Daniel Parodi, autor de estas líneas
Gonzalo Portocarrero – importante sociólogo considerado en el campo de la izquierda socialista- dibuja en los últimos años una reflexión marcada por la honestidad intelectual. Y es un mérito hacerlo desde el ambiente académico de ciencias sociales del ,Perú, contaminado por décadas de un fundamentalismo ideológico de izquierda, tan dañino como el fundamentalismo de derecha. Portocarrero habla fuerte, no es poco decirles a estos fundamentalistas a boca de jarro “Aunque muchos no quieran reconocerlo es un hecho que el socialismo ha sido el fiasco más grande de los siglos XIX y XX” como ha afirmado en un reciente artículo en "El Comercio".
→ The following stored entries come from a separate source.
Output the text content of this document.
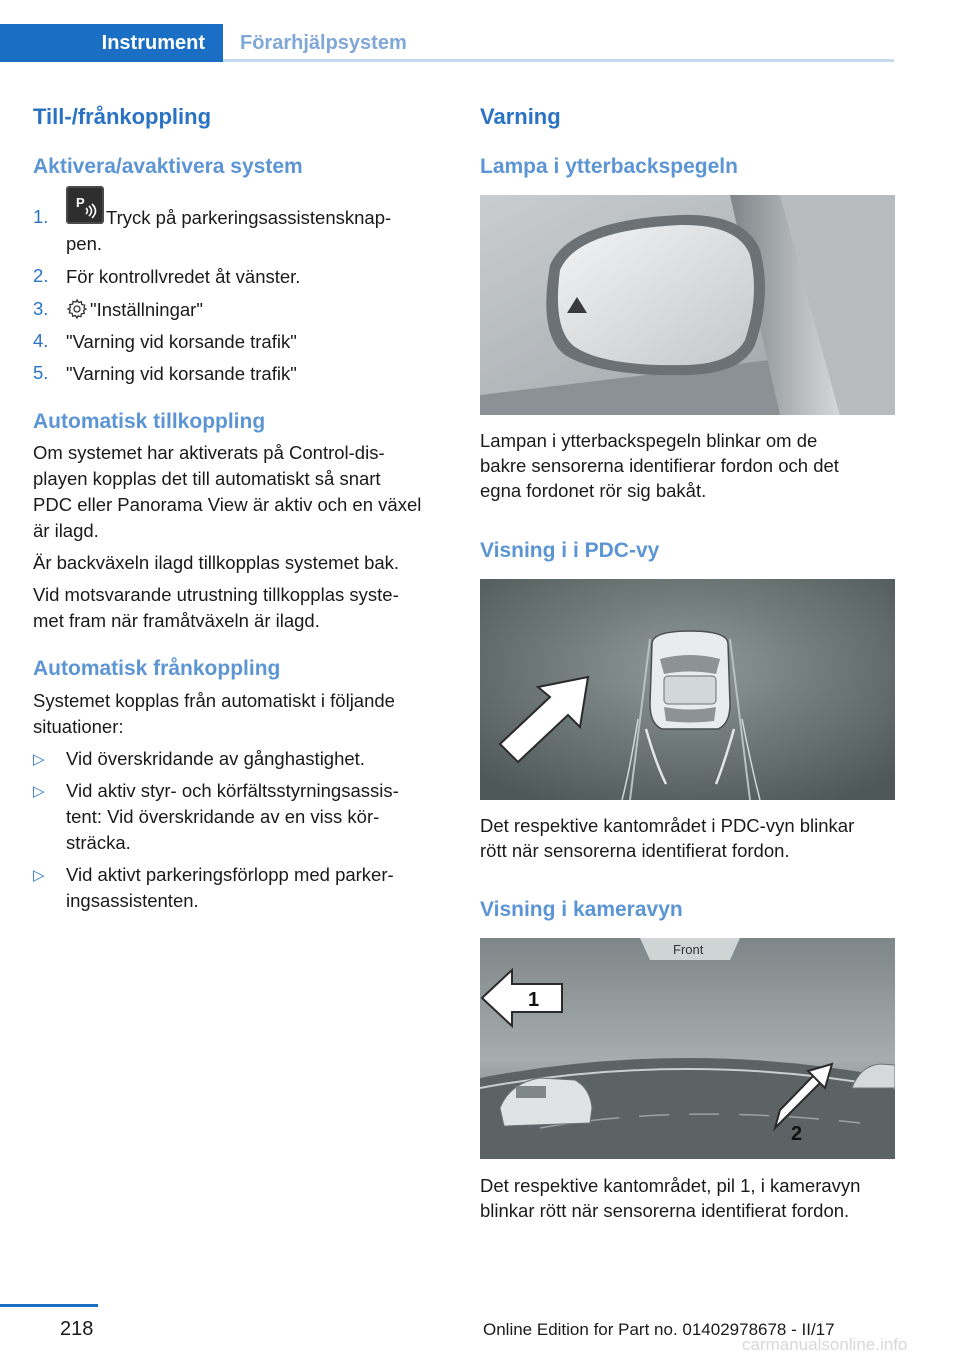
Instrument Förarhjälpsystem
Till-/frånkoppling
Aktivera/avaktivera system
1.
P
Tryck på parkeringsassistensknap‐
pen.
2. För kontrollvredet åt vänster.
3. "Inställningar"
4. "Varning vid korsande trafik"
5. "Varning vid korsande trafik"
Automatisk tillkoppling
Om systemet har aktiverats på Control-dis‐
playen kopplas det till automatiskt så snart
PDC eller Panorama View är aktiv och en växel
är ilagd.
Är backväxeln ilagd tillkopplas systemet bak.
Vid motsvarande utrustning tillkopplas syste‐
met fram när framåtväxeln är ilagd.
Automatisk frånkoppling
Systemet kopplas från automatiskt i följande
situationer:
▷ Vid överskridande av gånghastighet.
▷ Vid aktiv styr- och körfältsstyrningsassis‐
tent: Vid överskridande av en viss kör‐
sträcka.
▷ Vid aktivt parkeringsförlopp med parker‐
ingsassistenten.
Varning
Lampa i ytterbackspegeln
Lampan i ytterbackspegeln blinkar om de
bakre sensorerna identifierar fordon och det
egna fordonet rör sig bakåt.
Visning i i PDC-vy
Det respektive kantområdet i PDC-vyn blinkar
rött när sensorerna identifierat fordon.
Visning i kameravyn
Front
1
2
Det respektive kantområdet, pil 1, i kameravyn
blinkar rött när sensorerna identifierat fordon.
218	Online Edition for Part no. 01402978678 - II/17
carmanualsonline.info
Solvente en el análisis que correlaciona variables sociológicas y subjetivas, Portocarrero disecciona limpiamente la lógica y estructura del andamiaje emocional e ideológico de la denominada “nueva izquierda” nacida en los años 60 y 70. En la base está una forma radical y “romántica” de creencia en los ideales de justicia y libertad. Ello sustentó en la práctica una especie de voluntarismo político ingenuo: la “causa socialista” era todo lo mejor y más puro del humanismo, una sociedad sin lucro, solidaria y democrática, forjada desde el “heroísmo popular”, sin pobreza y de la mano con el avance de la ciencia.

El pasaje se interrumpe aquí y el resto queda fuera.